Excessive range of motion can contribute to lower-back soreness or injury.

Behind the Blunder
We have all made this blunder at some point or another, and many of you probably still do. When lifting the hips off the leg press pad, you are doing much more harm than good. First off, if you are stuck in this habit, you are probably not controlling the weight as well as you should. The key to any exercise is being able to completely control the negative portion of the repetition, since its during the eccentric path that much of the damage to the muscle fibres occurs. So you definitely don’t want to rush or waste this contraction in any way. In addition, if you use momentum or rush the weight on the downward phase by trying to bounce out of the bottom with your hips, you end up losing many of the benefits the exercise has to offer. Second (this might not resonate with younger athletes), if you allow your hips to rise, you could be putting too much stress on the disks in your lower back.

The Fix
Instead of allowing your hips to lift off the seat in order to target your hamstrings and glutes to a greater extent, raise your feet a little higher and wider to make up the difference. Then, as you slowly lower the weight, do not try and force knees to your chest, but gradually stop the momentum before that point, so you will not lose the tension in the quads. Finally, try lowering the weight just a bit, not all the way. Anytime you compensate form to accomplish a heavier load, the strict adjustment could be a shock, so take a couple of plates off and get used to doing it right.

Start:
Sit squarely in the leg-press machine and place your feet on the sled, shoulder-width apart. Keeping your chest up and lower back pressed into the back support, carefully unlock the weight from the safeties.

Action:
Bend your knees to lower the weight, stopping before your glutes lift off the pad. Smoothly reverse direction and then extend your legs to press the weight back up, stopping just short of locking out your legs. Squeeze your legs hard at the top then repeat for reps.

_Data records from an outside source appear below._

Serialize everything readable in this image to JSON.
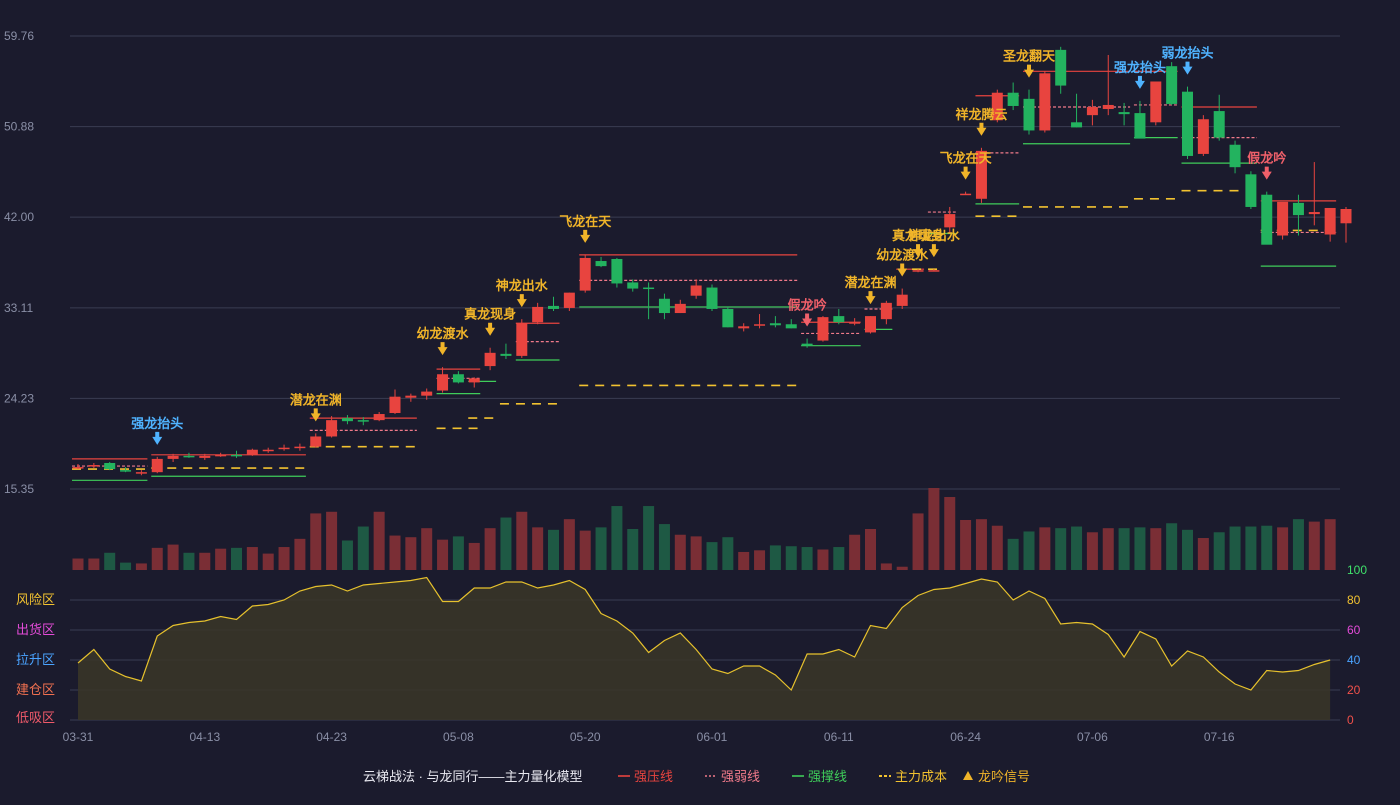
{
  "colors": {
    "up": "#e8443f",
    "down": "#23b35f",
    "vol_up": "#7a2e35",
    "vol_down": "#1e5944",
    "strong_press": "#e8443f",
    "strong_weak": "#f07a8a",
    "strong_support": "#3fcc5a",
    "cost": "#f2c230",
    "signal": "#f0b429",
    "signal_blue": "#4fb3ff",
    "signal_red": "#f0606a",
    "osc_line": "#e6c12d",
    "osc_fill": "#3a3628"
  },
  "chart_data": {
    "type": "candlestick",
    "x_ticks": [
      "03-31",
      "04-13",
      "04-23",
      "05-08",
      "05-20",
      "06-01",
      "06-11",
      "06-24",
      "07-06",
      "07-16"
    ],
    "x_tick_index": [
      0,
      8,
      16,
      24,
      32,
      40,
      48,
      56,
      64,
      72
    ],
    "y_ticks": [
      "59.76",
      "50.88",
      "42.00",
      "33.11",
      "24.23",
      "15.35"
    ],
    "ylim": [
      15.35,
      59.76
    ],
    "ohlc": [
      [
        17.4,
        17.8,
        17.3,
        17.5
      ],
      [
        17.6,
        17.9,
        17.4,
        17.7
      ],
      [
        17.9,
        18.0,
        17.2,
        17.3
      ],
      [
        17.2,
        17.5,
        17.0,
        17.1
      ],
      [
        16.9,
        17.2,
        16.7,
        17.0
      ],
      [
        17.0,
        18.5,
        16.9,
        18.3
      ],
      [
        18.3,
        18.8,
        18.0,
        18.6
      ],
      [
        18.6,
        18.9,
        18.4,
        18.5
      ],
      [
        18.4,
        18.8,
        18.2,
        18.6
      ],
      [
        18.6,
        18.9,
        18.5,
        18.7
      ],
      [
        18.7,
        19.1,
        18.4,
        18.6
      ],
      [
        18.7,
        19.3,
        18.6,
        19.2
      ],
      [
        19.1,
        19.4,
        18.9,
        19.2
      ],
      [
        19.3,
        19.7,
        19.1,
        19.4
      ],
      [
        19.5,
        19.8,
        19.1,
        19.5
      ],
      [
        19.5,
        20.8,
        19.4,
        20.5
      ],
      [
        20.5,
        22.5,
        20.4,
        22.1
      ],
      [
        22.3,
        22.6,
        21.7,
        22.0
      ],
      [
        22.1,
        22.4,
        21.6,
        22.0
      ],
      [
        22.1,
        22.9,
        22.0,
        22.7
      ],
      [
        22.8,
        25.1,
        22.7,
        24.4
      ],
      [
        24.3,
        24.7,
        23.9,
        24.5
      ],
      [
        24.5,
        25.2,
        24.1,
        24.9
      ],
      [
        25.0,
        27.3,
        24.8,
        26.6
      ],
      [
        26.6,
        26.9,
        25.7,
        25.8
      ],
      [
        25.8,
        26.3,
        25.3,
        26.2
      ],
      [
        27.4,
        29.2,
        27.0,
        28.7
      ],
      [
        28.6,
        29.6,
        28.1,
        28.4
      ],
      [
        28.4,
        32.0,
        28.2,
        31.6
      ],
      [
        31.7,
        33.6,
        31.5,
        33.2
      ],
      [
        33.3,
        34.2,
        32.8,
        33.0
      ],
      [
        33.1,
        34.6,
        32.8,
        34.6
      ],
      [
        34.8,
        38.3,
        34.6,
        38.0
      ],
      [
        37.7,
        38.1,
        37.1,
        37.2
      ],
      [
        37.9,
        38.0,
        35.1,
        35.5
      ],
      [
        35.6,
        35.9,
        34.7,
        35.0
      ],
      [
        35.1,
        35.6,
        32.0,
        35.0
      ],
      [
        34.0,
        34.5,
        32.0,
        32.6
      ],
      [
        32.6,
        33.9,
        32.6,
        33.5
      ],
      [
        34.3,
        35.9,
        34.0,
        35.3
      ],
      [
        35.1,
        35.4,
        32.8,
        33.0
      ],
      [
        33.0,
        33.2,
        31.2,
        31.2
      ],
      [
        31.1,
        31.6,
        30.8,
        31.3
      ],
      [
        31.5,
        32.5,
        31.1,
        31.5
      ],
      [
        31.6,
        32.3,
        31.2,
        31.4
      ],
      [
        31.5,
        32.0,
        31.1,
        31.1
      ],
      [
        29.6,
        30.1,
        29.2,
        29.4
      ],
      [
        29.9,
        32.3,
        29.8,
        32.2
      ],
      [
        32.3,
        33.0,
        31.5,
        31.7
      ],
      [
        31.6,
        32.1,
        31.4,
        31.7
      ],
      [
        30.7,
        32.3,
        30.6,
        32.3
      ],
      [
        32.0,
        33.8,
        31.5,
        33.6
      ],
      [
        33.3,
        35.0,
        33.0,
        34.4
      ],
      [
        36.7,
        36.9,
        36.6,
        36.8
      ],
      [
        36.8,
        36.9,
        36.7,
        36.8
      ],
      [
        41.0,
        43.0,
        40.5,
        42.3
      ],
      [
        44.3,
        44.5,
        44.2,
        44.3
      ],
      [
        43.8,
        48.8,
        43.4,
        48.5
      ],
      [
        51.5,
        54.5,
        51.3,
        54.2
      ],
      [
        54.2,
        55.2,
        52.5,
        52.9
      ],
      [
        53.6,
        54.5,
        50.1,
        50.5
      ],
      [
        50.5,
        56.3,
        50.3,
        56.1
      ],
      [
        58.4,
        58.7,
        54.1,
        54.9
      ],
      [
        51.3,
        54.1,
        50.8,
        50.8
      ],
      [
        52.0,
        53.5,
        51.0,
        52.8
      ],
      [
        52.6,
        57.9,
        52.0,
        53.0
      ],
      [
        52.3,
        53.2,
        51.0,
        52.1
      ],
      [
        52.2,
        53.4,
        49.8,
        49.7
      ],
      [
        51.3,
        55.0,
        51.0,
        55.3
      ],
      [
        56.8,
        57.2,
        53.0,
        53.1
      ],
      [
        54.3,
        54.8,
        47.7,
        48.0
      ],
      [
        48.2,
        52.0,
        48.0,
        51.6
      ],
      [
        52.4,
        54.0,
        49.5,
        49.8
      ],
      [
        49.1,
        49.5,
        46.3,
        46.9
      ],
      [
        46.2,
        46.5,
        42.8,
        43.0
      ],
      [
        44.2,
        44.5,
        39.4,
        39.3
      ],
      [
        40.2,
        43.4,
        39.8,
        43.5
      ],
      [
        43.4,
        44.2,
        40.2,
        42.2
      ],
      [
        42.3,
        47.4,
        41.2,
        42.5
      ],
      [
        40.3,
        42.9,
        39.6,
        42.9
      ],
      [
        41.4,
        43.0,
        39.5,
        42.8
      ]
    ],
    "volume_pct": [
      14,
      14,
      21,
      9,
      8,
      27,
      31,
      21,
      21,
      26,
      27,
      28,
      20,
      28,
      38,
      69,
      71,
      36,
      53,
      71,
      42,
      40,
      51,
      37,
      41,
      33,
      51,
      64,
      71,
      52,
      49,
      62,
      48,
      52,
      78,
      50,
      78,
      56,
      43,
      41,
      34,
      40,
      22,
      24,
      30,
      29,
      28,
      25,
      28,
      43,
      50,
      8,
      4,
      69,
      100,
      89,
      61,
      62,
      54,
      38,
      47,
      52,
      51,
      53,
      46,
      51,
      51,
      52,
      51,
      57,
      49,
      39,
      46,
      53,
      53,
      54,
      52,
      62,
      59,
      62
    ],
    "oscillator": [
      38,
      47,
      34,
      29,
      26,
      56,
      63,
      65,
      66,
      69,
      67,
      76,
      77,
      80,
      86,
      89,
      90,
      86,
      90,
      91,
      92,
      93,
      95,
      79,
      79,
      88,
      88,
      92,
      92,
      88,
      90,
      93,
      87,
      71,
      66,
      58,
      45,
      53,
      58,
      47,
      34,
      31,
      36,
      36,
      30,
      20,
      44,
      44,
      47,
      42,
      63,
      61,
      75,
      83,
      87,
      88,
      91,
      94,
      92,
      80,
      86,
      81,
      64,
      65,
      64,
      57,
      42,
      59,
      54,
      36,
      46,
      42,
      32,
      24,
      20,
      33,
      32,
      33,
      37,
      40
    ],
    "osc_ylim": [
      0,
      100
    ],
    "osc_ticks": [
      "100",
      "80",
      "60",
      "40",
      "20",
      "0"
    ],
    "osc_zones": [
      {
        "label": "风险区",
        "color": "#f2c230"
      },
      {
        "label": "出货区",
        "color": "#e34bd8"
      },
      {
        "label": "拉升区",
        "color": "#4aa3ff"
      },
      {
        "label": "建仓区",
        "color": "#f07050"
      },
      {
        "label": "低吸区",
        "color": "#f05a6a"
      }
    ],
    "lines": [
      {
        "kind": "press",
        "from": 0,
        "to": 4,
        "y": 18.3
      },
      {
        "kind": "weak",
        "from": 0,
        "to": 4,
        "y": 17.6
      },
      {
        "kind": "support",
        "from": 0,
        "to": 4,
        "y": 16.2
      },
      {
        "kind": "cost",
        "from": 0,
        "to": 4,
        "y": 17.3
      },
      {
        "kind": "press",
        "from": 5,
        "to": 14,
        "y": 18.7
      },
      {
        "kind": "support",
        "from": 5,
        "to": 14,
        "y": 16.6
      },
      {
        "kind": "cost",
        "from": 5,
        "to": 14,
        "y": 17.4
      },
      {
        "kind": "press",
        "from": 15,
        "to": 21,
        "y": 22.3
      },
      {
        "kind": "weak",
        "from": 15,
        "to": 21,
        "y": 21.1
      },
      {
        "kind": "cost",
        "from": 15,
        "to": 21,
        "y": 19.5
      },
      {
        "kind": "press",
        "from": 23,
        "to": 25,
        "y": 27.1
      },
      {
        "kind": "weak",
        "from": 23,
        "to": 25,
        "y": 26.2
      },
      {
        "kind": "support",
        "from": 23,
        "to": 25,
        "y": 24.7
      },
      {
        "kind": "cost",
        "from": 23,
        "to": 25,
        "y": 21.3
      },
      {
        "kind": "support",
        "from": 25,
        "to": 26,
        "y": 25.9
      },
      {
        "kind": "cost",
        "from": 25,
        "to": 26,
        "y": 22.3
      },
      {
        "kind": "press",
        "from": 28,
        "to": 30,
        "y": 31.6
      },
      {
        "kind": "weak",
        "from": 28,
        "to": 30,
        "y": 29.8
      },
      {
        "kind": "support",
        "from": 28,
        "to": 30,
        "y": 28.0
      },
      {
        "kind": "cost",
        "from": 27,
        "to": 30,
        "y": 23.7
      },
      {
        "kind": "press",
        "from": 32,
        "to": 45,
        "y": 38.3
      },
      {
        "kind": "weak",
        "from": 32,
        "to": 45,
        "y": 35.8
      },
      {
        "kind": "support",
        "from": 32,
        "to": 45,
        "y": 33.2
      },
      {
        "kind": "cost",
        "from": 32,
        "to": 45,
        "y": 25.5
      },
      {
        "kind": "press",
        "from": 46,
        "to": 49,
        "y": 31.7
      },
      {
        "kind": "weak",
        "from": 46,
        "to": 49,
        "y": 30.6
      },
      {
        "kind": "support",
        "from": 46,
        "to": 49,
        "y": 29.4
      },
      {
        "kind": "weak",
        "from": 50,
        "to": 51,
        "y": 33.0
      },
      {
        "kind": "support",
        "from": 50,
        "to": 51,
        "y": 31.0
      },
      {
        "kind": "press",
        "from": 52,
        "to": 53,
        "y": 36.9
      },
      {
        "kind": "cost",
        "from": 53,
        "to": 54,
        "y": 36.9
      },
      {
        "kind": "weak",
        "from": 54,
        "to": 55,
        "y": 42.5
      },
      {
        "kind": "support",
        "from": 54,
        "to": 55,
        "y": 40.4
      },
      {
        "kind": "press",
        "from": 57,
        "to": 59,
        "y": 53.9
      },
      {
        "kind": "weak",
        "from": 57,
        "to": 59,
        "y": 48.3
      },
      {
        "kind": "support",
        "from": 57,
        "to": 59,
        "y": 43.3
      },
      {
        "kind": "cost",
        "from": 57,
        "to": 59,
        "y": 42.1
      },
      {
        "kind": "press",
        "from": 60,
        "to": 66,
        "y": 56.3
      },
      {
        "kind": "weak",
        "from": 60,
        "to": 66,
        "y": 52.8
      },
      {
        "kind": "support",
        "from": 60,
        "to": 66,
        "y": 49.2
      },
      {
        "kind": "cost",
        "from": 60,
        "to": 66,
        "y": 43.0
      },
      {
        "kind": "press",
        "from": 67,
        "to": 69,
        "y": 56.3
      },
      {
        "kind": "weak",
        "from": 67,
        "to": 69,
        "y": 53.0
      },
      {
        "kind": "support",
        "from": 67,
        "to": 69,
        "y": 49.8
      },
      {
        "kind": "cost",
        "from": 67,
        "to": 69,
        "y": 43.8
      },
      {
        "kind": "press",
        "from": 70,
        "to": 74,
        "y": 52.8
      },
      {
        "kind": "weak",
        "from": 70,
        "to": 74,
        "y": 49.8
      },
      {
        "kind": "support",
        "from": 70,
        "to": 74,
        "y": 47.3
      },
      {
        "kind": "cost",
        "from": 70,
        "to": 73,
        "y": 44.6
      },
      {
        "kind": "press",
        "from": 75,
        "to": 79,
        "y": 43.6
      },
      {
        "kind": "weak",
        "from": 75,
        "to": 79,
        "y": 40.5
      },
      {
        "kind": "support",
        "from": 75,
        "to": 79,
        "y": 37.2
      },
      {
        "kind": "cost",
        "from": 75,
        "to": 79,
        "y": 40.7
      }
    ],
    "signals": [
      {
        "index": 5,
        "label": "强龙抬头",
        "type": "blue"
      },
      {
        "index": 15,
        "label": "潜龙在渊",
        "type": "gold"
      },
      {
        "index": 23,
        "label": "幼龙渡水",
        "type": "gold"
      },
      {
        "index": 26,
        "label": "真龙现身",
        "type": "gold"
      },
      {
        "index": 28,
        "label": "神龙出水",
        "type": "gold"
      },
      {
        "index": 32,
        "label": "飞龙在天",
        "type": "gold"
      },
      {
        "index": 46,
        "label": "假龙吟",
        "type": "red"
      },
      {
        "index": 50,
        "label": "潜龙在渊",
        "type": "gold"
      },
      {
        "index": 52,
        "label": "幼龙渡水",
        "type": "gold"
      },
      {
        "index": 53,
        "label": "真龙现身",
        "type": "gold"
      },
      {
        "index": 54,
        "label": "神龙出水",
        "type": "gold"
      },
      {
        "index": 56,
        "label": "飞龙在天",
        "type": "gold"
      },
      {
        "index": 57,
        "label": "祥龙腾云",
        "type": "gold"
      },
      {
        "index": 60,
        "label": "圣龙翻天",
        "type": "gold"
      },
      {
        "index": 67,
        "label": "强龙抬头",
        "type": "blue"
      },
      {
        "index": 70,
        "label": "弱龙抬头",
        "type": "blue"
      },
      {
        "index": 75,
        "label": "假龙吟",
        "type": "red"
      }
    ]
  },
  "legend": {
    "title": "云梯战法 · 与龙同行——主力量化模型",
    "items": [
      {
        "label": "强压线",
        "kind": "press",
        "color": "#e8443f"
      },
      {
        "label": "强弱线",
        "kind": "weak",
        "color": "#f07a8a"
      },
      {
        "label": "强撑线",
        "kind": "support",
        "color": "#3fcc5a"
      },
      {
        "label": "主力成本",
        "kind": "cost",
        "color": "#f2c230"
      },
      {
        "label": "龙吟信号",
        "kind": "signal",
        "color": "#f0b429"
      }
    ]
  }
}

Leg Remedy: Leg Press Corrected
One thing to remember before climbing into the leg press is that there is no better exercise for the quads then the leg press, specifically for the teardrop (medialis). But you don’t need to bring the platform so far down to accomplish the machine’s best task. Stay controlled, stopping the momentum just before your hips are forced to rise upward. In fact, you even lose tension the further you lower the weight. So don’t worry, when you stop the weight before your hips lift off the bench, you are not stopping short on progress.